Футбол хорошо приспособился к своей новой популярности. Это было несомненно демократичное времяпрепровождение. Не требуя никакого оборудования, кроме мяча, в футбол мог играть кто угодно и где угодно – в отличие от тенниса, плавания или легкой атлетики, которые требовали определенного уровня дохода или же общественных сооружений, не слишком широко доступных во многих европейских странах. Необычно высокие или дородные не имели никаких преимуществ – совсем наоборот, – и игра не была особо опасной. Профессиональный футбол долгое время считался низкооплачиваемой альтернативой для рабочих парней в промышленных городах, теперь это стало дорогой в преуспевающие элитные пригороды и даже больше.
Более того, какими бы талантливыми и популярными они ни были, футболисты принадлежали своей команде. Их нельзя было легко превратить, как вечно неудачливого французского велосипедиста Раймона Пулидора, в символы безответного национального стремления. Футбол также был слишком прост, чтобы его использовать в метафорическом и квазиметафизическом смыслах, как это иногда делалось с бейсболом в Америке. И игра была открыта для каждого человека (в том числе, все чаще, для каждой женщины), чего нельзя сказать о профессиональных командных видах спорта, в которые играли, например, в Северной Америке. Короче говоря, футбол был очень европейским видом игры.
Как объект европейского общественного внимания, футбол, как иногда утверждалось, теперь заменял не только войну, но и политику. Он, безусловно, занимал гораздо больше места в газетах, и политики повсюду старательно отдавали дань уважения спортивным героям и демонстрировали должное знакомство с их достижениями. Но политика в Европе уже утратила свое собственное конкурентное преимущество: исчезновение старых основных нарративов (социализм против капитализма, пролетарии против владельцев, империалисты против революционеров) не означало, что отдельные вопросы государственной политики больше не мобилизовали или не разделяли общественное мнение. Но оно действительно усложнило описание политического выбора и лояльности в традиционных партийных терминах.

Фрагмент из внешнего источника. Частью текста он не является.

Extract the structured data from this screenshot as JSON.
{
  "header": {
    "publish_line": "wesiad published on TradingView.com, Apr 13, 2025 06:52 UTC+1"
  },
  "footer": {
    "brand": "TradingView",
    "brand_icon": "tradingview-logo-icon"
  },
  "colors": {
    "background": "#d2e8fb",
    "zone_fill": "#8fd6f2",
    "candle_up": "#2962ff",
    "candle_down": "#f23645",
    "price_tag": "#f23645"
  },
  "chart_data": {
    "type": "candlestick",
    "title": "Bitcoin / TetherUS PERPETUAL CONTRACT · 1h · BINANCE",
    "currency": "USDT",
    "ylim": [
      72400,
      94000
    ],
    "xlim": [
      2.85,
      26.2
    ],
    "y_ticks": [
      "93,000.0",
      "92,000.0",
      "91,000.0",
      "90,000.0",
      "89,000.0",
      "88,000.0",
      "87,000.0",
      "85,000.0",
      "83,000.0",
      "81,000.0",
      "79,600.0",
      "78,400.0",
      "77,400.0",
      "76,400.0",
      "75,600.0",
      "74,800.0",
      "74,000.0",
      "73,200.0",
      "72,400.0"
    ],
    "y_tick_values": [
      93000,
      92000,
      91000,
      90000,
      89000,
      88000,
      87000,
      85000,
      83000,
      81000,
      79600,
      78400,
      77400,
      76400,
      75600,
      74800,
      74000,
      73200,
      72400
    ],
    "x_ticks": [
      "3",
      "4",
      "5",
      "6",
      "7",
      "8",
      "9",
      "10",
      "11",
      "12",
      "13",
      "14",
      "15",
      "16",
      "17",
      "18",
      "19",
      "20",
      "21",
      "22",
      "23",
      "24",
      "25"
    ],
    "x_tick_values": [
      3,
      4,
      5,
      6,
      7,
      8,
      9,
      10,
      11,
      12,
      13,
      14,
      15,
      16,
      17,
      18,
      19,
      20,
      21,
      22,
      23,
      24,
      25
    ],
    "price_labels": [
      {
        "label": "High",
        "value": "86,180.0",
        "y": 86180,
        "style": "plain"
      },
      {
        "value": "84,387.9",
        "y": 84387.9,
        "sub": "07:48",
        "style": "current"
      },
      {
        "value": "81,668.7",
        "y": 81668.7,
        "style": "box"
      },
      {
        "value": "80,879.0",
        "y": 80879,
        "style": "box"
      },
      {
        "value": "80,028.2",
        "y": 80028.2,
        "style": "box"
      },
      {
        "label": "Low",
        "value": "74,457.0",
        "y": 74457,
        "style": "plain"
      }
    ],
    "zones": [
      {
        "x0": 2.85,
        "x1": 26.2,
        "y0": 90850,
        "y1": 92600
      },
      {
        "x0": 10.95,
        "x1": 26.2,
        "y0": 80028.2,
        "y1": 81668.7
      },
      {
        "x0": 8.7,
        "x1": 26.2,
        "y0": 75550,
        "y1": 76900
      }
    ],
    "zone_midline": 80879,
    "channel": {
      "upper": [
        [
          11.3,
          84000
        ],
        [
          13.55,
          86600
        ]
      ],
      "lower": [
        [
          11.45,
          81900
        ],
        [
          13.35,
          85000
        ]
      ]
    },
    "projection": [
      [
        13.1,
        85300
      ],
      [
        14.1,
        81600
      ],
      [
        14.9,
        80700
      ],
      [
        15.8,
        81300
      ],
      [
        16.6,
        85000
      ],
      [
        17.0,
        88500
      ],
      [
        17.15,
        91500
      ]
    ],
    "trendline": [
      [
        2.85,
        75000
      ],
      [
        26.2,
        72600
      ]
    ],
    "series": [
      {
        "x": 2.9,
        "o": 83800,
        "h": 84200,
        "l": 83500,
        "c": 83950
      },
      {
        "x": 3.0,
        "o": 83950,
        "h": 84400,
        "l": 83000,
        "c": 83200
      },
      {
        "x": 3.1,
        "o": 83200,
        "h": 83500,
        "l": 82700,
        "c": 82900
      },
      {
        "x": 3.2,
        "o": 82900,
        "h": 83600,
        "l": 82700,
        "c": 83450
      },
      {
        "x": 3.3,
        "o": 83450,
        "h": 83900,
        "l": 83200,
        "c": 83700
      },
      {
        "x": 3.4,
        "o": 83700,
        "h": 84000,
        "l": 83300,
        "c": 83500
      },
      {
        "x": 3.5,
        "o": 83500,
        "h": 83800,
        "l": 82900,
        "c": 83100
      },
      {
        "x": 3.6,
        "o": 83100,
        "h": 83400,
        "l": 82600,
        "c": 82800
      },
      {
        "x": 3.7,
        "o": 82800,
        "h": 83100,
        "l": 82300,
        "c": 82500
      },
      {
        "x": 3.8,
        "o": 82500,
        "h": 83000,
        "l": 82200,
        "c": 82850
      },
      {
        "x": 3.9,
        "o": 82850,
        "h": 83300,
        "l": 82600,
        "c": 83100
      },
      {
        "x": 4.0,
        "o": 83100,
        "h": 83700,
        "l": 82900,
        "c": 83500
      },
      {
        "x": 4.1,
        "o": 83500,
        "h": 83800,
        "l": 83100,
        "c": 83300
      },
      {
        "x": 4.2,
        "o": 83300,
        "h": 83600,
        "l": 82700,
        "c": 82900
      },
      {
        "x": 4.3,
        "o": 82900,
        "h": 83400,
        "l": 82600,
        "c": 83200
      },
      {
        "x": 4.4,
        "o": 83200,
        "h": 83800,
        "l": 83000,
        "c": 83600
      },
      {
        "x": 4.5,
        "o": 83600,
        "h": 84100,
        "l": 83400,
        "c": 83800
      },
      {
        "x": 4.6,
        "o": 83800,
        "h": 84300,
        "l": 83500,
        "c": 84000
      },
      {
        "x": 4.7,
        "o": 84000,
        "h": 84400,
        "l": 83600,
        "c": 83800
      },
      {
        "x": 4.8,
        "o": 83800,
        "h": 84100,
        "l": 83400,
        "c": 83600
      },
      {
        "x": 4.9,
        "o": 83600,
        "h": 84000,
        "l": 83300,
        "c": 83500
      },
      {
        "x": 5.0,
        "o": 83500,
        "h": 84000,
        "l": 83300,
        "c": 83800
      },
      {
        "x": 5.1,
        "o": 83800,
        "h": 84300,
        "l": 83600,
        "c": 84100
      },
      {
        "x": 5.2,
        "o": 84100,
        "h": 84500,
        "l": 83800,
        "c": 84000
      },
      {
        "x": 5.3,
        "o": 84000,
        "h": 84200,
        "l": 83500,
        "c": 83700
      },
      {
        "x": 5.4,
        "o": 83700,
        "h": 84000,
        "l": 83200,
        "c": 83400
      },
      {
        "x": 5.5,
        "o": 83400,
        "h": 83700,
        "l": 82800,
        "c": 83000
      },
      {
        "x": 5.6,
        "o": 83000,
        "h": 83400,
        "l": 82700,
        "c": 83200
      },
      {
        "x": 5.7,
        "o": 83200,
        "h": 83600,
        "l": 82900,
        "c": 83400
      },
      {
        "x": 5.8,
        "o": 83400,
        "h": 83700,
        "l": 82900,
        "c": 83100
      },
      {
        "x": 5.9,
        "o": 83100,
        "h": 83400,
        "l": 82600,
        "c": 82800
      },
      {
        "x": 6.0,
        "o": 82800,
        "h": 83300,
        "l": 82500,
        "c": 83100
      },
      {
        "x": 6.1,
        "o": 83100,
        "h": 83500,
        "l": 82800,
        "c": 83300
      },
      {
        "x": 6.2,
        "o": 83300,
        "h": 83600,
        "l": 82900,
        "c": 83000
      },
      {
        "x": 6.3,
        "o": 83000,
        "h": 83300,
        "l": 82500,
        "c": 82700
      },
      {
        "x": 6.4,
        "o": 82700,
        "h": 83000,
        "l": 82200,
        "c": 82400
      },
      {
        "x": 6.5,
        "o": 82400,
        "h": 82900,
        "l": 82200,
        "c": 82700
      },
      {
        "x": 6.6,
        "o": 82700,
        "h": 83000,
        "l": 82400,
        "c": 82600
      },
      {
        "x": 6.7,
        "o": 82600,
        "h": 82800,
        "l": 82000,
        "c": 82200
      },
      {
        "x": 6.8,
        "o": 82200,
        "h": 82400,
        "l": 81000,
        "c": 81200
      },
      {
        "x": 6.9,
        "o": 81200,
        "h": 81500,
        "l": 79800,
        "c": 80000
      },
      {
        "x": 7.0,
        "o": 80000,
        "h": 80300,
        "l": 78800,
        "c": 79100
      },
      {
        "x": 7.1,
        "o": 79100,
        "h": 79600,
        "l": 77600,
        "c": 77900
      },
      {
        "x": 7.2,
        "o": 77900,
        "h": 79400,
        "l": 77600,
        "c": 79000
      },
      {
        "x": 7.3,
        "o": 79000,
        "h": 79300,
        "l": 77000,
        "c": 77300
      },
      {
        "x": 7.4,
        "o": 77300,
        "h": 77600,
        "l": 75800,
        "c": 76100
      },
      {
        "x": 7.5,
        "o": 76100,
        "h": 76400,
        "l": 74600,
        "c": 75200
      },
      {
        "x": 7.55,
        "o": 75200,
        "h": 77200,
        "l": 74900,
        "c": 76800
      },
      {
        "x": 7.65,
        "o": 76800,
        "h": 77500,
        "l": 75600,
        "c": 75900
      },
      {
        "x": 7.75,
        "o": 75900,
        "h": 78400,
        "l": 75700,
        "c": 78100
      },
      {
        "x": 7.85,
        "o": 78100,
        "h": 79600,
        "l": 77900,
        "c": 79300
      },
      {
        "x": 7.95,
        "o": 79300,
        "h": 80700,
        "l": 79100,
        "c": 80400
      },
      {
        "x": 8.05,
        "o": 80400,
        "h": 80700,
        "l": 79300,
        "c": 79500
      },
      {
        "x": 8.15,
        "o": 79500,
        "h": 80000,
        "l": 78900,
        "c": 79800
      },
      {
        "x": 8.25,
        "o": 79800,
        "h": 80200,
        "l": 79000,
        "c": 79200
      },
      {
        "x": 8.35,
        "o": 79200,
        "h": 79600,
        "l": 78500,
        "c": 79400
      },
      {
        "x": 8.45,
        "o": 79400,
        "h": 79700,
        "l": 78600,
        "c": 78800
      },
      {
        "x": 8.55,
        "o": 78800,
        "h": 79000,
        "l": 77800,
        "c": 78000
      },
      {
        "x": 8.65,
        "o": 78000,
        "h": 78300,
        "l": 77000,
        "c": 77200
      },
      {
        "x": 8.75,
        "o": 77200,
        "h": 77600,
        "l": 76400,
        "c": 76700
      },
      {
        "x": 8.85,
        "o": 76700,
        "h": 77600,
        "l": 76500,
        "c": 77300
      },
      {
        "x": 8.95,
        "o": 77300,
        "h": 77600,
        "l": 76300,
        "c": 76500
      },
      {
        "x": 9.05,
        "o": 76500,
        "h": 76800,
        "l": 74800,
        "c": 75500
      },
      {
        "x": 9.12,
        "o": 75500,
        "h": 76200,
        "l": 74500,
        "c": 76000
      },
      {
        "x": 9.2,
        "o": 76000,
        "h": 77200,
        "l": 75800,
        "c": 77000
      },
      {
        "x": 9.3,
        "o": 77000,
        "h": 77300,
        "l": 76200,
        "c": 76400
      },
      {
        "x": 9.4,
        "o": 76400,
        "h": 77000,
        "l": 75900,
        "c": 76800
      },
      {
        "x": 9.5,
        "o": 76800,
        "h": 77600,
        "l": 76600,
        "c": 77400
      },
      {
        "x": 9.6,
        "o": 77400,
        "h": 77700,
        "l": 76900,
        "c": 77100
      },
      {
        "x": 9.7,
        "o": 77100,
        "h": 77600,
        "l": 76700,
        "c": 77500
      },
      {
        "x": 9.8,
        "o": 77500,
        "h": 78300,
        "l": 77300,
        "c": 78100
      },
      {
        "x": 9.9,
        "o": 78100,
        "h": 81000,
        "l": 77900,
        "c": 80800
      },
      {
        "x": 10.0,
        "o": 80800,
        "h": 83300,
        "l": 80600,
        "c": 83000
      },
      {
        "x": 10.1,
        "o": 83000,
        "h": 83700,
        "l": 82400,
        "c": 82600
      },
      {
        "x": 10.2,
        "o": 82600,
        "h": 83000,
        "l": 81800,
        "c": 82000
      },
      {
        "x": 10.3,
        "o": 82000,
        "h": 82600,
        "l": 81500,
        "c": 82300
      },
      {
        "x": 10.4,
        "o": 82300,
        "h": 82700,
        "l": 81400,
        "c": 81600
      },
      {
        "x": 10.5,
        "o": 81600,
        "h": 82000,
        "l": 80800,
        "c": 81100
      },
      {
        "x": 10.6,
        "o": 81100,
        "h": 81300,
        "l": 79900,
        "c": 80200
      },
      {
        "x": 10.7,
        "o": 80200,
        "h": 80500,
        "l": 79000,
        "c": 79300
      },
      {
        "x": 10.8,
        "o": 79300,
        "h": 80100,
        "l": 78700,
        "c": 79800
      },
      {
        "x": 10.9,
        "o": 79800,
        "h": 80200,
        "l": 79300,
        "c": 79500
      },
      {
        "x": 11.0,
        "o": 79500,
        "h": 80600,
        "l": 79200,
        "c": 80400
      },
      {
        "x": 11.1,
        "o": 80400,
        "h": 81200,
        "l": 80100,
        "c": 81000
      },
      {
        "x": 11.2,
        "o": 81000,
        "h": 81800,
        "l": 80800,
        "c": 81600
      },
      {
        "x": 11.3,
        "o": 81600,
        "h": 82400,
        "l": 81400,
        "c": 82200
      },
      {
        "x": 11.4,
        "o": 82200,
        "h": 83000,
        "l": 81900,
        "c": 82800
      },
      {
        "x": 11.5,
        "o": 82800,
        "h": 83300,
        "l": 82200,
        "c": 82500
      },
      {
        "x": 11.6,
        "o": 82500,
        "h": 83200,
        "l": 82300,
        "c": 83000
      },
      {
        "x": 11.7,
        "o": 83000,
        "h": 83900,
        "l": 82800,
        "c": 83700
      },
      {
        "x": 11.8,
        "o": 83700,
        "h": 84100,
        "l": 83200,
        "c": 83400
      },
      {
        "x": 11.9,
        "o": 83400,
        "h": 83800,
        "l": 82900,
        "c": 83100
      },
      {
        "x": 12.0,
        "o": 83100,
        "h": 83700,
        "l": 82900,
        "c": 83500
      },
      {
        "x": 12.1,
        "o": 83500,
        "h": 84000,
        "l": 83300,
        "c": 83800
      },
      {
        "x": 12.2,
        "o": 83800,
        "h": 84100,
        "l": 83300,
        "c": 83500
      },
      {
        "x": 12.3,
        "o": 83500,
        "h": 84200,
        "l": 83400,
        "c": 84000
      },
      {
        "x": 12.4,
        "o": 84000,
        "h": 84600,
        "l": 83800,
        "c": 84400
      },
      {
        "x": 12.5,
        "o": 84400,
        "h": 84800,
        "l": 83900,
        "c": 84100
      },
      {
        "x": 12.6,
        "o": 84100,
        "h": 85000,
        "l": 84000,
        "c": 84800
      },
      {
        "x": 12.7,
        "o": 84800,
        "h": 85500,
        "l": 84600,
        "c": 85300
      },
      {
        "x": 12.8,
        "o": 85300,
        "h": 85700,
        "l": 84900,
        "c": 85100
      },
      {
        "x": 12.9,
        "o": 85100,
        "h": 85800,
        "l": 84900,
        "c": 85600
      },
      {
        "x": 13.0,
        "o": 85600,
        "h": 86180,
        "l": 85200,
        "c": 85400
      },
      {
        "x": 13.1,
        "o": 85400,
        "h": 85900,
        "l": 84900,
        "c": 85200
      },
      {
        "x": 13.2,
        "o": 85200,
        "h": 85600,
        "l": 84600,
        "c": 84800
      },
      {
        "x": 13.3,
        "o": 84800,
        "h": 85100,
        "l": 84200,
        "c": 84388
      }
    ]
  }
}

Старые политические крайности – крайне левые, крайне правые – теперь часто объединялись: как правило, в своей оппозиции к иностранцам и общем страхе перед европейской интеграцией. Антикапитализм – несколько неправдоподобно переделанный в антиглобализм, как будто строго национальный капитализм был каким-то другим и менее оскорбительным – привлекал как реакционеров-нативистов, так и радикалов-интернационалистов. Что касается основного политического течения, то старые различия между партиями правоцентристов и левоцентристов в значительной степени испарились. По широкому кругу современных вопросов шведские социал-демократы и французские неоголлисты, например, могли иметь больше общего друг с другом, чем со своими идеологическими предшественниками. Политическая топография Европы кардинально изменилась за предыдущие два десятилетия. Хотя обычно по-прежнему мыслили в терминах «левых» и «правых», стало неясно, что отличает их друг от друга.
Политические партии старого образца стали одной из жертв этих изменений: число их членов сократилось, уровень поддержки в опросах упал, как мы уже видели. Другой жертвой стал почти столь же почтенный европейский институт – публичная интеллигенция. Предыдущий fin-de-siècle стал свидетелем первого расцвета политически ангажированных интеллектуалов – в Вене, Берлине, Будапеште, но прежде всего в Париже: таких людей, как Теодор Герцль, Карл Краус или Леон Блюм. Столетие спустя их потенциальные преемники на европейской сцене если не полностью отсутствовали, то все больше маргинализировались.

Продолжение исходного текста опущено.